Но я и еще припоминаю: а в моей-то инженерной практике был ли такой случай, такой факт, который уже тогда заставил бы меня задуматься — а все ли в порядке «в датском королевстве»? Да, такой случай был…

После института я только начал работать в проектно-изыскательском бюро, и вот начальник этого бюро, мой товарищ (окончивший институт на год-два раньше меня), инженер Музалевский, вызвал меня:

— Сергей, знакомься — это наш постоянный заказчик из горкомхоза. Быстренько сосчитай ему смету на буровую скважину.
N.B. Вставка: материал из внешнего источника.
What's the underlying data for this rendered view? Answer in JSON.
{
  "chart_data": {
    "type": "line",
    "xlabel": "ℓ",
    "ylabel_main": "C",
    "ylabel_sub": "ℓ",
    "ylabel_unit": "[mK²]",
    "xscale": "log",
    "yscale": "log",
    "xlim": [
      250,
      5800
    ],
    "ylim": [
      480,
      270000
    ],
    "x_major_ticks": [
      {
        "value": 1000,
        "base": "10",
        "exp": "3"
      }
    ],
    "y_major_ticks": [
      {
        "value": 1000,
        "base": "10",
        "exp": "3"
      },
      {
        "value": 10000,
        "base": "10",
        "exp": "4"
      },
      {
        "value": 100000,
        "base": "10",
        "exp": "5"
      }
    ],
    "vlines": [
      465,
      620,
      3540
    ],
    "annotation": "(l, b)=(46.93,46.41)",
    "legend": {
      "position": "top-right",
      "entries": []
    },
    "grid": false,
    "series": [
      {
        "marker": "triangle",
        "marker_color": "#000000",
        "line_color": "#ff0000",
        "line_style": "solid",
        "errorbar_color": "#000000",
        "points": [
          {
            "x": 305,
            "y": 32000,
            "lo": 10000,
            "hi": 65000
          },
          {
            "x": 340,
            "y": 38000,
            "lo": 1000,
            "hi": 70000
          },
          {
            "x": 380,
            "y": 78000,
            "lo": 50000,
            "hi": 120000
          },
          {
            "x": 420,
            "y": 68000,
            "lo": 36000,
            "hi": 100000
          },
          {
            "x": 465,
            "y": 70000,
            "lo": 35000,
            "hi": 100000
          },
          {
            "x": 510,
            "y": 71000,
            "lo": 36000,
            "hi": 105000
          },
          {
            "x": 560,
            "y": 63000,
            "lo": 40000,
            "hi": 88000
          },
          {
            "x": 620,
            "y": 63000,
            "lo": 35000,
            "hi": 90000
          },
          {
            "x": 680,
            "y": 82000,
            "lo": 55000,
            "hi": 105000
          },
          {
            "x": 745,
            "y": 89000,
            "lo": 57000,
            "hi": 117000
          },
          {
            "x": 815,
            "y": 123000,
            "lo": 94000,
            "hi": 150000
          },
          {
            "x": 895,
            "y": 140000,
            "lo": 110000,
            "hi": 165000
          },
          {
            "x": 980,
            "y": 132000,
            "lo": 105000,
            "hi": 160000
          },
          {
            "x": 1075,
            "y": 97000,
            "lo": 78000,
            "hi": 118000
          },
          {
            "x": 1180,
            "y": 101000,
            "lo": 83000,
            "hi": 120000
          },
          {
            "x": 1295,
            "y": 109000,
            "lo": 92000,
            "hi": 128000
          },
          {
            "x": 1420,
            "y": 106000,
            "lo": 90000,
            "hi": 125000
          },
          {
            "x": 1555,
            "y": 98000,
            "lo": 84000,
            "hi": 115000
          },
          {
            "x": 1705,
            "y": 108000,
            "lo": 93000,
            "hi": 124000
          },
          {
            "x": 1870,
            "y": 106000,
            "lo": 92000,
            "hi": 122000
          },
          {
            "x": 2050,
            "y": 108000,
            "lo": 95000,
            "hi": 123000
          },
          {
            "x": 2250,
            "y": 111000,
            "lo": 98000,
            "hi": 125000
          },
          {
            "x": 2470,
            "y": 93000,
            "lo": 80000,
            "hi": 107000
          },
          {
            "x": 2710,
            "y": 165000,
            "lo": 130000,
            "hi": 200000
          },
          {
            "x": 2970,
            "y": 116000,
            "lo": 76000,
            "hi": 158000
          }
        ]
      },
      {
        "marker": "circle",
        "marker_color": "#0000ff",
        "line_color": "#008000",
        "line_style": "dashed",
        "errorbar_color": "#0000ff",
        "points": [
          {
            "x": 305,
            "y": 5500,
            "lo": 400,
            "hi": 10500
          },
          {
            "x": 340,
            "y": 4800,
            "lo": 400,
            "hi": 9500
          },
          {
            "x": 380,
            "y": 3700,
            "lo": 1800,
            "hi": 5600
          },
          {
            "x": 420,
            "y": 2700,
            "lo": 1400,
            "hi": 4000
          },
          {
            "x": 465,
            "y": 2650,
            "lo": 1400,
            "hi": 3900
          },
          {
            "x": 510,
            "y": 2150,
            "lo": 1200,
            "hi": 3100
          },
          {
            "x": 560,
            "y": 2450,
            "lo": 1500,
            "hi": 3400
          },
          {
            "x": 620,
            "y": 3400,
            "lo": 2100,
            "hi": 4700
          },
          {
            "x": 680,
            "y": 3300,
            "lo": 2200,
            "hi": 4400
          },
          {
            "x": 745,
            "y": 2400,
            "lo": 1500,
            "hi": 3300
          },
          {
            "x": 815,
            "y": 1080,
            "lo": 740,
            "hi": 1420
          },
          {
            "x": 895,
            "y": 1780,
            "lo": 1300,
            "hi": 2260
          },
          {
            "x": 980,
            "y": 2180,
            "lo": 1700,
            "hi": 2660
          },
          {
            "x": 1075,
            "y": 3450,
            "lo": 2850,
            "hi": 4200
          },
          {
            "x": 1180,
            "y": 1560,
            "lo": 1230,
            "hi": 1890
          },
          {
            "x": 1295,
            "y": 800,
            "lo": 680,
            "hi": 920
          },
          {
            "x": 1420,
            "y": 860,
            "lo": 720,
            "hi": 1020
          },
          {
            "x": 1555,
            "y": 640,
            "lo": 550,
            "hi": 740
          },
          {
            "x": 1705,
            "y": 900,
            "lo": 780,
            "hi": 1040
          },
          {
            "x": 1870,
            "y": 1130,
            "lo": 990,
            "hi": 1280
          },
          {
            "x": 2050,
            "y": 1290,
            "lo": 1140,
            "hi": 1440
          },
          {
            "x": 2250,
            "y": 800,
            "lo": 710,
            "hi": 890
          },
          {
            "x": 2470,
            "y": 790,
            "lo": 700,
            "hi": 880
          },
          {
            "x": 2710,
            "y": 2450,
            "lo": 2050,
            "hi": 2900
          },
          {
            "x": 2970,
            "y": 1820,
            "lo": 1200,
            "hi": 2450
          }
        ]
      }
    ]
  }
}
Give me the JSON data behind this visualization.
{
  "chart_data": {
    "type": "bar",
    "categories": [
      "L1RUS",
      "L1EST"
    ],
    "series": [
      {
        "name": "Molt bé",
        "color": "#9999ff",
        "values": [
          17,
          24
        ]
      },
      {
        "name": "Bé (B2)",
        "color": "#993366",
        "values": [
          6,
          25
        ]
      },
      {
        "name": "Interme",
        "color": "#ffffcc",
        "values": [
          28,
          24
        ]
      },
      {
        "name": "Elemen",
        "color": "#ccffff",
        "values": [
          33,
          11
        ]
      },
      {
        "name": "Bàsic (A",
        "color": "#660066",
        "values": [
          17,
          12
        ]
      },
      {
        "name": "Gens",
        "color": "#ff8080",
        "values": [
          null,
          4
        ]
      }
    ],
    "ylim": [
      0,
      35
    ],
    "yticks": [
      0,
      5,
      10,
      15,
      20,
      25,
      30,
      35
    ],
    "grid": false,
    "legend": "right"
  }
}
Условия он тебе скажет.

Я познакомился с Горкомхозом, а условие у него было только одно: чтобы скважина при заданной глубине стоила не больше и не меньше 90 тысяч рублей.

— Условия вполне реальные, — подтвердил Музалевский. — Больше у горкомхоза денег нет, а меньше нам невыгодно. Иди считай. Быстренько! Мы будем ждать. Вот тебе исходные данные, иди.

Я пошел, открыл технические и сметные справочники, стал считать, насчитал 50 с небольшим тысяч и довольный пришел к Музалевскому: оказывается, скважина стоит значительно дешевле.

— Вот чудак! — усмехнулся горкомхоз. — Есть у меня девяносто тысяч на это дело, берите их! До копейки. Мне-то экономия зачем? Деньги у меня целевые, их надо использовать по назначению, если останутся — куда я с ними денусь?

— Иди, Сергей, пересчитай. Быстренько! — подтвердил Музалевский. — А у нас тут еще дела, мы подождем.

— Не знаю, как это и сделать. Разве что категорию грунтов принять другую?

— Вот-вот! — обрадовался заказчик. — Прими какую хочешь категорию, а мы тебе потом в нашем заказе исходные данные переделаем! Мы согласуем.

Я пересчитал, получилось больше 100 тысяч, я пересчитал еще раз — 881 Ура! Я пошел сдавать свою работу и получил похвалу:

— Молодец. Да ведь и быстро-то как сообразил!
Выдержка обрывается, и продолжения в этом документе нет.